その表情は、「本当か? 本当に本当か?」と物語っていた。
「善処する。だから許してくれ」
「…………許す」
「ありがとう」
「それで、勇者をどうするか、か?」
「ああ。こちら側に勧誘をしたがな」
「むっ」
不機嫌そうにするフラン。
「そう言って女を囲って」
「おいおい。囲っていないだろ?」
レイドには身に覚えがない。
「そうだろ。アルミラースは帰ったが、その娘のミレーティアだ。どう見てもお前の事が好きだろう?! 他にもリリスが暗黒山脈から戻ったら女の顔をしていたぞ?!」
「確かにミレーティアのことは好きだ。だがそれは妹としてだ」
「ならリリスはどうなのだ?」
「それは俺にもさっぱりとしか……」
「暗黒山脈で何があった! 話せ!」
レイドは暗黒山脈で何があったかを話すと……
「それはもうレイドに惚れているじゃないか!!」
「そうなのか?」
「この鈍感め! どうするのだ! ハッ!」
そこでフランは何を思ったのか、目をうるうると潤ませながら口を開いた。
「ま、まさか、妾を捨てる、のか……?」
どうやら盛大な勘違いをしているようだった。
「そんな訳ないだろ」
こうして誤解を解くのに小一時間を要した。
ミレーティアは何をしているのかを聞くと、リリスと一緒にいるらしい。
そして、勇者ラフィネをどうするのか。
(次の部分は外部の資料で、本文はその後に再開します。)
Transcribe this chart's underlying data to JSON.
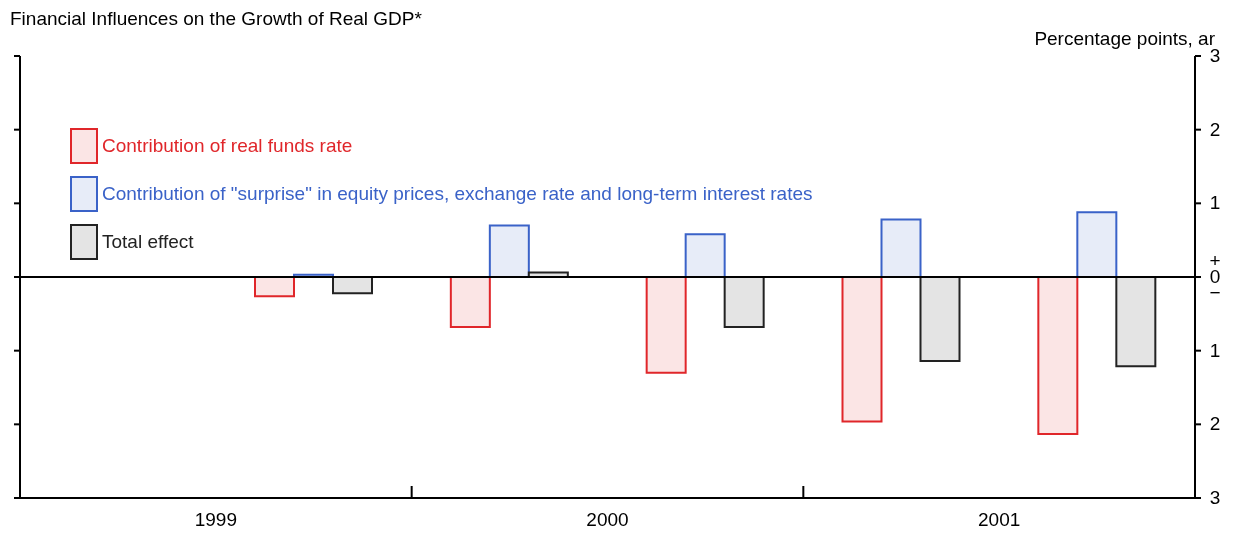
{
  "chart_data": {
    "type": "bar",
    "title": "Financial Influences on the Growth of Real GDP*",
    "ylabel": "Percentage points, ar",
    "x": [
      1999.75,
      2000.25,
      2000.75,
      2001.25,
      2001.75
    ],
    "series": [
      {
        "name": "Contribution of real funds rate",
        "color": "#e0262a",
        "values": [
          -0.26,
          -0.68,
          -1.3,
          -1.96,
          -2.13
        ]
      },
      {
        "name": "Contribution of \"surprise\" in equity prices, exchange rate and long-term interest rates",
        "color": "#3a62c8",
        "values": [
          0.03,
          0.7,
          0.58,
          0.78,
          0.88
        ]
      },
      {
        "name": "Total effect",
        "color": "#222222",
        "values": [
          -0.22,
          0.06,
          -0.68,
          -1.14,
          -1.21
        ]
      }
    ],
    "xlim": [
      1999,
      2002
    ],
    "xticks": [
      {
        "value": 1999.5,
        "label": "1999"
      },
      {
        "value": 2000,
        "label": null
      },
      {
        "value": 2000.5,
        "label": "2000"
      },
      {
        "value": 2001,
        "label": null
      },
      {
        "value": 2001.5,
        "label": "2001"
      }
    ],
    "ylim": [
      -3,
      3
    ],
    "yticks": [
      {
        "value": -3,
        "label": "3"
      },
      {
        "value": -2,
        "label": "2"
      },
      {
        "value": -1,
        "label": "1"
      },
      {
        "value": 0,
        "label": "+\n0\n−"
      },
      1,
      2,
      3
    ],
    "ref_lines": [
      {
        "axis": "y",
        "value": 0,
        "color": "#000000"
      }
    ],
    "legend": "top left",
    "grid": false
  }
}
レイドの考えを元にフランは答えた。
「奴隷の首輪をさせて聖剣は破壊」
「それでいいのか?」
「私としては殺しておきたいが……」
「そうだな。不安の要素だからな。それが確実か」
「良いのか?」
「勇者は復讐の対象外だ。まあ活かして利用しようとは考えていたがな」
「利用?」
「ああ」
レイドは今しがた思い付いた勇者の利用と、今後の計画を話すのだった。